Their lips met, hungry and desperate.
“I didn’t know what happened to you,” she said. Her heart hammered so hard she feared her chest would break open. “That, on top of losing our baby, was worst of all.”
“I was given an honorable discharge and instructed to return home, back to Earth.” Robert paused. “My father is expecting me.”
Rage, like the dust storm outside, clouded her thoughts.
“Who told him?”
“One of the men in my unit, I suspect,” Robert said. “We weren’t very discreet.”
He flashed a wicked smile and Georgia ran her hand up his thigh, her desire for him deepening as he reacted to her touch.
“You’re leaving?” she asked. “Going back to Earth?”
“Earth isn’t my home anymore. You’re my home, Georgia.”
His words broke something fragile and vulnerable inside her. Tears of sorrow mixed with passion, and they clutched one another like worlds colliding.
“He would have been born out of love,” Georgia said finally. “Our baby.”
“I know. That’s why I had to find you, warn you,” Robert replied. “Someone tipped off the Capitol about your meeting with Sakes. He’s been detained, and they’ve set up a cordon to trap you.”
Dread crashed down on her.
“They intend to arrest you as a government terrorist and execute you in front of the Capitol Dome. Make an example of you.”
“You have a plan.”
It wasn’t a question.
Robert pulled what appeared to be a can of sardines, possibly military rations, from his coat. Georgia regarded him with wide eyes.
“Is that the blinker?”
“Yeah, one of Sakes’ associates smuggled it to me. Enough to take down the Capitol Dome.”

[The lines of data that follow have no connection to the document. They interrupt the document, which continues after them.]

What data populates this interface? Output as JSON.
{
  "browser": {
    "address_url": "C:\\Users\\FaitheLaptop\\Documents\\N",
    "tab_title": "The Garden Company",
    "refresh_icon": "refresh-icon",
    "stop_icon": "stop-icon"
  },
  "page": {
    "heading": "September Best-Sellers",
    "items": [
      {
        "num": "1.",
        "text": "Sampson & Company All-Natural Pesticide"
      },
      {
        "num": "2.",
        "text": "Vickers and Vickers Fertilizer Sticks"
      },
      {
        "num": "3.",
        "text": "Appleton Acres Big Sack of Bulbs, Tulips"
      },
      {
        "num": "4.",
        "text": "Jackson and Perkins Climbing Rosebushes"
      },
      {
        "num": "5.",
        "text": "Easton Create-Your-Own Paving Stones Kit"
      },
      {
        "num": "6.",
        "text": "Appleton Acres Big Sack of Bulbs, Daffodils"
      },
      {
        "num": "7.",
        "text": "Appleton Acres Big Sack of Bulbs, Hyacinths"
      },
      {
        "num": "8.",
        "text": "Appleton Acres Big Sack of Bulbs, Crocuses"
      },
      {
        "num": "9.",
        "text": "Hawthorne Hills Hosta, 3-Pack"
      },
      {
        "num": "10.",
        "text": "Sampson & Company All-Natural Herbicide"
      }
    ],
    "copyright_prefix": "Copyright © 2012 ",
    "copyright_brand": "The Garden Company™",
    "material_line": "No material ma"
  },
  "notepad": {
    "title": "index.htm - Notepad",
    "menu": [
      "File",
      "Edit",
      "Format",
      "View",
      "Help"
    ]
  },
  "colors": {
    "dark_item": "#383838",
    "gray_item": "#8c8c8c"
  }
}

She stared at the can, concealing the very small, very powerful explosive.
“I was going to detonate it alone,” she said, reaching for the blinker.
He gently pulled it back.
“No,” he said. “We do this together.”
She nodded, just as the recorded voice spoke over the intercom.
“Arriving at Hellas Planitia and Ice City. We hope you’ve enjoyed the journey.”
“I have,” Georgia whispered, and leaned in for a final kiss.